Кентербери. Монастырская ограда X века. Извилистые горбатые улички. А за стенами – тишина, величественные, потемневшие от времени шпили, башни, массивные контрфорсы собора. Галки взлетают с криком, ссорясь друг с дружкой из-за места повыше. А какое множество могил, склепов, надгробных памятников – Генрих IV, Фома Бекет, архиепископ Лод, гугеноты и Эдуард – Черный Принц. Беренис никак нельзя было оторвать от всего этого. Кучки туристов с проводниками медленно бродили среди могил, переходя от памятника к памятнику. В склепе под маленькой часовней, где когда-то скрывались гугеноты, где они совершали богослужения и сами пряли себе одежду, Беренис долго стояла задумавшись, с путеводителем в руке. И так же долго она стояла у могилы Фомы Бекета, погребенного на том самом месте, где он был убит.

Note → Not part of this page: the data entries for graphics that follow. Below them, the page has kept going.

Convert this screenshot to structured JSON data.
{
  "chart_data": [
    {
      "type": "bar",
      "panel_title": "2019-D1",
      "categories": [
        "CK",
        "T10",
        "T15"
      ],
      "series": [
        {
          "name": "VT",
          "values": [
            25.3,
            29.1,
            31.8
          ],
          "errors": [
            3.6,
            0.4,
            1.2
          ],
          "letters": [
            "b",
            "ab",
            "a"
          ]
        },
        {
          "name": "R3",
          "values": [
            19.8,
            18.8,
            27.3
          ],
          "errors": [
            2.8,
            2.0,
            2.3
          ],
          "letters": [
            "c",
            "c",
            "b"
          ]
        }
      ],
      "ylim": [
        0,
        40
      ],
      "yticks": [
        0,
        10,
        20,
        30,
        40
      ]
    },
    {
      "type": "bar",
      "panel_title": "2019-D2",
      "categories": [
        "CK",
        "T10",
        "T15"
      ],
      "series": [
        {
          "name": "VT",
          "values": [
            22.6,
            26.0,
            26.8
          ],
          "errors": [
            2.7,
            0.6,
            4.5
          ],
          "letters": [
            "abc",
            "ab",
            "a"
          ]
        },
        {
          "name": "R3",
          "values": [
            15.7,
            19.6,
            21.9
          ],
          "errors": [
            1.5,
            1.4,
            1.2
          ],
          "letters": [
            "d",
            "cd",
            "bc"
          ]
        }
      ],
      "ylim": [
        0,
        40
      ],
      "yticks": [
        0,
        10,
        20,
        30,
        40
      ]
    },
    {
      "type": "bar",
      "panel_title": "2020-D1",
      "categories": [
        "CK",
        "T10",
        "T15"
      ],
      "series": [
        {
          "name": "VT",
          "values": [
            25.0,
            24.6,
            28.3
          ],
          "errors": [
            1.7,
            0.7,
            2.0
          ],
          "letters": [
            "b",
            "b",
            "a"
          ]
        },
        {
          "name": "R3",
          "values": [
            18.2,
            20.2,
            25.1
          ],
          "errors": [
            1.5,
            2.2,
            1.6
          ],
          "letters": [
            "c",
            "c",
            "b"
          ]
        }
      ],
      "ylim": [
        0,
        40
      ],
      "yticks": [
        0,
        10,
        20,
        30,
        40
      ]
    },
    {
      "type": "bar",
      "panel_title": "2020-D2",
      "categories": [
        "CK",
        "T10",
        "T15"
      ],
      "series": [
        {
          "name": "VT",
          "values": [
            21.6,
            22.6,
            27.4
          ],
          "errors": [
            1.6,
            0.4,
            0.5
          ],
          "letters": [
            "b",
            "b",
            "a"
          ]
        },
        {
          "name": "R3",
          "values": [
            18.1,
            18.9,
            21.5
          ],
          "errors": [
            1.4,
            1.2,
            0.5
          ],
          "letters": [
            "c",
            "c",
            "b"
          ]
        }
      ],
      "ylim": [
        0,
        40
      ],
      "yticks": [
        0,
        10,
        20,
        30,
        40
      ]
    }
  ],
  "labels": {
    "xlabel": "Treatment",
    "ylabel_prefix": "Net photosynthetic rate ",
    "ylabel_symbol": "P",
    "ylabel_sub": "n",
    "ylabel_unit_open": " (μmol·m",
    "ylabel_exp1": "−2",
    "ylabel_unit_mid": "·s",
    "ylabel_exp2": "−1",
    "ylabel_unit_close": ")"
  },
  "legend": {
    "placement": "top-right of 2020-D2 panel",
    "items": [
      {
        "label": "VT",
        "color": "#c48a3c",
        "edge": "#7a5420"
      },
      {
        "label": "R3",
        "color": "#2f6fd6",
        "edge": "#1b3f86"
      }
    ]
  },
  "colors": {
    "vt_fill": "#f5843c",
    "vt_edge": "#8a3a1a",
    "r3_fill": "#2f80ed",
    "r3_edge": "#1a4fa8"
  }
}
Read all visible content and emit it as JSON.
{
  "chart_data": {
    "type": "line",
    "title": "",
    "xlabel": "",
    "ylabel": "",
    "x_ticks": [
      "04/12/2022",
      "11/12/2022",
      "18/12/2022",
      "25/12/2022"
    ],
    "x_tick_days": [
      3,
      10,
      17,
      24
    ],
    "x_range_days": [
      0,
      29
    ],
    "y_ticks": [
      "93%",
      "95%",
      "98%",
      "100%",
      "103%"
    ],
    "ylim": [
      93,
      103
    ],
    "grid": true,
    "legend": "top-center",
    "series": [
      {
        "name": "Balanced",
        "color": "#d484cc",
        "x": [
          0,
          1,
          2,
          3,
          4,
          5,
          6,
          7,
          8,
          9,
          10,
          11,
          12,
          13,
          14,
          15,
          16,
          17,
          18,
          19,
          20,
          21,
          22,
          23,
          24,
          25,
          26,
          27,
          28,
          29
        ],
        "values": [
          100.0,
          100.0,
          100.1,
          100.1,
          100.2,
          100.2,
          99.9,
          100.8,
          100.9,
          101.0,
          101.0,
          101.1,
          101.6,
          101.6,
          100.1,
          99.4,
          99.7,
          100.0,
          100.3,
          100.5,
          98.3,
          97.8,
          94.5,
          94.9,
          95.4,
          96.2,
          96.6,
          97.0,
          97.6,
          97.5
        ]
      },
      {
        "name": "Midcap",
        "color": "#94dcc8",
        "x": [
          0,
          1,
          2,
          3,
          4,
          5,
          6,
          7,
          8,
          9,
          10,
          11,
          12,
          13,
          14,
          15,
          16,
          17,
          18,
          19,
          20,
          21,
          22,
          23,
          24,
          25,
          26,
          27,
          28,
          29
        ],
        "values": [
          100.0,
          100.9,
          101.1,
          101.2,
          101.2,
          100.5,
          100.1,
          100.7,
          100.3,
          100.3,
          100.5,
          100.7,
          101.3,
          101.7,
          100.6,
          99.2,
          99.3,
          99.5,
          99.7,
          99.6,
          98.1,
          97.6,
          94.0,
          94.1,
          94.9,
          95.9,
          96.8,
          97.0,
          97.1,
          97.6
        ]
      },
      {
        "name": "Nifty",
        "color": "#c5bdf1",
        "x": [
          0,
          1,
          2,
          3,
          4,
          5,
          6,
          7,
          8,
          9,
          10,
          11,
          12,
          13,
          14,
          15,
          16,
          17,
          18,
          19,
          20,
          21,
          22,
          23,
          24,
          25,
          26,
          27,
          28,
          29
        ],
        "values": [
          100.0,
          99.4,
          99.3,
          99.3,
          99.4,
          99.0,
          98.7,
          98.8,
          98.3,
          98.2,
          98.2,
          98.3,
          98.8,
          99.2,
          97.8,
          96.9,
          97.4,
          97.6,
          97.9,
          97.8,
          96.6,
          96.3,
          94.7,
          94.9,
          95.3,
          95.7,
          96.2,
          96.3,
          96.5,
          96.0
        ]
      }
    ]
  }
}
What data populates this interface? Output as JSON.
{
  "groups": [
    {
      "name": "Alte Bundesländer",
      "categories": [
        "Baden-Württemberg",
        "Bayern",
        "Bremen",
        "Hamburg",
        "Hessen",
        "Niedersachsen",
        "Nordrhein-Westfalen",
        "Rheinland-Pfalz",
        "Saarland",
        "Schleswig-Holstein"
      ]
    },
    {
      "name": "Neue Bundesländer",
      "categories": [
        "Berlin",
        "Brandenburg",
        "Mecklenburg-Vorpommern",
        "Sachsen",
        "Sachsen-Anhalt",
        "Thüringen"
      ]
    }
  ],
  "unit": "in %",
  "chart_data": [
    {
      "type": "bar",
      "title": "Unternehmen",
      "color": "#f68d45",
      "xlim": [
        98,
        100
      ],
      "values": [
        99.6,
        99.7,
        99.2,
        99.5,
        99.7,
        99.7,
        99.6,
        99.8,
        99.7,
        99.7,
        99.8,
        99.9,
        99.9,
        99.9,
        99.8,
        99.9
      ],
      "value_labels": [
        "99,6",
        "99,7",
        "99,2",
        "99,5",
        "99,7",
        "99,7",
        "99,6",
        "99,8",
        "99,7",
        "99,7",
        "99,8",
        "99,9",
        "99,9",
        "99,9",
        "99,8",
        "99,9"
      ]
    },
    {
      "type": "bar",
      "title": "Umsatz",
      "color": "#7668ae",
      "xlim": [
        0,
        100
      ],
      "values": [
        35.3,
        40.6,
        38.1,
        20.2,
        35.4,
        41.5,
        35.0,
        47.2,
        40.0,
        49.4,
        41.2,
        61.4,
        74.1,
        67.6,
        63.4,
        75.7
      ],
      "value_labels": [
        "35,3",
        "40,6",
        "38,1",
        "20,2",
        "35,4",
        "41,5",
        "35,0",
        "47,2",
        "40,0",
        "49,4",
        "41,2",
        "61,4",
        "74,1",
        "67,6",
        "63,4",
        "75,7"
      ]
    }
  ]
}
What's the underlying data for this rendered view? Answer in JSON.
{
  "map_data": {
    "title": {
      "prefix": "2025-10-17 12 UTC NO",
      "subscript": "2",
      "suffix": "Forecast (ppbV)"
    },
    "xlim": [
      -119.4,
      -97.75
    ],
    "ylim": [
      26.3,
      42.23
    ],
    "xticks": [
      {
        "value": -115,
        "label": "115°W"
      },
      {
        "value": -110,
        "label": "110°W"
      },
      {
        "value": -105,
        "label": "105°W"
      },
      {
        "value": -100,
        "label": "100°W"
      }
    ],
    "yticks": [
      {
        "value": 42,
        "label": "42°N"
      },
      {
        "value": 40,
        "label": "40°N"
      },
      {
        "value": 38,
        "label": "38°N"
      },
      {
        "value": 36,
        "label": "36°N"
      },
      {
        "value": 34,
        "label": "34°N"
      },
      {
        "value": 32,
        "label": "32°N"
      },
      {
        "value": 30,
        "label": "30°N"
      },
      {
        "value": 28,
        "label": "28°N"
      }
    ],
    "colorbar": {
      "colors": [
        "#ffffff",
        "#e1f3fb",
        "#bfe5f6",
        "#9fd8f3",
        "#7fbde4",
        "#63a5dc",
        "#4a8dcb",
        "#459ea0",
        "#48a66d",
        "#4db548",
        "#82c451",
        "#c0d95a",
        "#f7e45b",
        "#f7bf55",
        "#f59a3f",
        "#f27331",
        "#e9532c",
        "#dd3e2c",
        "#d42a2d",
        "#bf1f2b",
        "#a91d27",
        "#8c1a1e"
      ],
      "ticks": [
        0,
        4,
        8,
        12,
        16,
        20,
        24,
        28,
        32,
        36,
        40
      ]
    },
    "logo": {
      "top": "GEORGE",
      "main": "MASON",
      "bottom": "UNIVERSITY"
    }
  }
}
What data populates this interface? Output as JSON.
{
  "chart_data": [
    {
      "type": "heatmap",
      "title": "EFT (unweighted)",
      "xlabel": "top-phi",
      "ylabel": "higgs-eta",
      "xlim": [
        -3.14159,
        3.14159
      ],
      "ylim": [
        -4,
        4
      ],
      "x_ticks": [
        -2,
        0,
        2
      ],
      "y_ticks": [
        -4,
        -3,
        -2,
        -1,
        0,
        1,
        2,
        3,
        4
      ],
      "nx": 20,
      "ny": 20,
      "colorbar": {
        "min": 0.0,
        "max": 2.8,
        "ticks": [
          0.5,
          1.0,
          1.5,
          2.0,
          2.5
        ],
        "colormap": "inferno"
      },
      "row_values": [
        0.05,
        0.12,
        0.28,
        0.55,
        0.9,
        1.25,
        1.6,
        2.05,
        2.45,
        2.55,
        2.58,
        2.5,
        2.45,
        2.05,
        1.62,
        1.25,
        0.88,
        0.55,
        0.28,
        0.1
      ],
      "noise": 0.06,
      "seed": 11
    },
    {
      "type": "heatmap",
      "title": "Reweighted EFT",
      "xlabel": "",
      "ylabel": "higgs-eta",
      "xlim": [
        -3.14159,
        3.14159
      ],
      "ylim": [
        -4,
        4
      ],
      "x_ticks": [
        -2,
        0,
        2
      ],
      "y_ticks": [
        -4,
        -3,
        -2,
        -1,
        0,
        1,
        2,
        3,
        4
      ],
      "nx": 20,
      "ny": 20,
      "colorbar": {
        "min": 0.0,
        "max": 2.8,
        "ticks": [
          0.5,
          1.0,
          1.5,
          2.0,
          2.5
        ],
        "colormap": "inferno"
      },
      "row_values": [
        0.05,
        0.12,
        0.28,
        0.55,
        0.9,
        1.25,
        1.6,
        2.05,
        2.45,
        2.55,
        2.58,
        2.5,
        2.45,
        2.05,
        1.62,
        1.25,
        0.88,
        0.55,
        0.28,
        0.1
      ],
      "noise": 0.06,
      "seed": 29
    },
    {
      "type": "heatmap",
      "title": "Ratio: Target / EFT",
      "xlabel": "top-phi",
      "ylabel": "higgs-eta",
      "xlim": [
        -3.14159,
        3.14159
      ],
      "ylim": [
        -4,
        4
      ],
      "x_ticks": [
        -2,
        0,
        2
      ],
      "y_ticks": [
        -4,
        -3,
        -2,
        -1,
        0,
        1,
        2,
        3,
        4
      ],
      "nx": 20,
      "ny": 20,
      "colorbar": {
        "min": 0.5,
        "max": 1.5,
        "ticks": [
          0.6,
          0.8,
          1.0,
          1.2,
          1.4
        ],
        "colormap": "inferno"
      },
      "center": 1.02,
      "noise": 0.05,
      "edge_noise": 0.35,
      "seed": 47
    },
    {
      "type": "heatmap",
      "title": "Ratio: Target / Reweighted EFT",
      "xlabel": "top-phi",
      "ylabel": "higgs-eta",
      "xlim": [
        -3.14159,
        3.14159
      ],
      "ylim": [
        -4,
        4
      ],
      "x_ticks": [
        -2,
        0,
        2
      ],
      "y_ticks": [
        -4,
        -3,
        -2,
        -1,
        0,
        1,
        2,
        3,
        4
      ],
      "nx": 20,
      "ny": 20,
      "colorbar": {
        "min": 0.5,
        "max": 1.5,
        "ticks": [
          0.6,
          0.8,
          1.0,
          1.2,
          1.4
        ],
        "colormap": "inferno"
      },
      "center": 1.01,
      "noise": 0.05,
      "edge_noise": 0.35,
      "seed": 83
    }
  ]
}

Каупервуд, которому казалось вполне достаточным иметь общее представление о соборе, с трудом сдерживал зевоту. Что ему до этих давно истлевших мужчин и женщин, когда он так полно живет настоящим! И, походив немного, он незаметно выбрался за ограду. Ему доставляло больше удовольствия смотреть на тенистую зелень парка, бродить по дорожкам, обсаженным цветами, и отсюда поглядывать на собор. Эти тяжелые арки и башни, цветные стекла, вся эта старательно украшенная церковная обитель, несомненно, являла собой величественное зрелище, но ведь все это создано руками и умом, усилиями и стремлениями таких же себялюбцев, ожесточенно отстаивавших свои интересы, как и он сам. А сколько кровопролитных войн вели они между собой из-за этого самого собора! – думал он, расхаживая вокруг. И вот теперь они мирно покоятся в его ограде, осененные благодатью, глубоко чтимые – благородные мертвецы! Но разве человек может быть по-настоящему благороден? Была ли на свете хоть одна бесспорно благородная душа? Трудно поверить. Люди живут убийством, все без исключения. И предаются похоти, чтобы воспроизводить себе подобных. Подлинная история человечества – это, в сущности, войны, корыстолюбие, тщеславие, жестокость, алчность, похоть, убийства, и только слабые придумывают себе какого-то Бога, спасителя, к которому они взывают о помощи. А сильные пользуются этой верой в Бога, чтобы порабощать слабых. И с помощью как раз вот таких храмов и святынь, как эта… Так размышлял Каупервуд, прогуливаясь по дорожкам, чувствуя себя даже подавленным этой бесплодной красотой возвышавшейся перед ним старинной обители.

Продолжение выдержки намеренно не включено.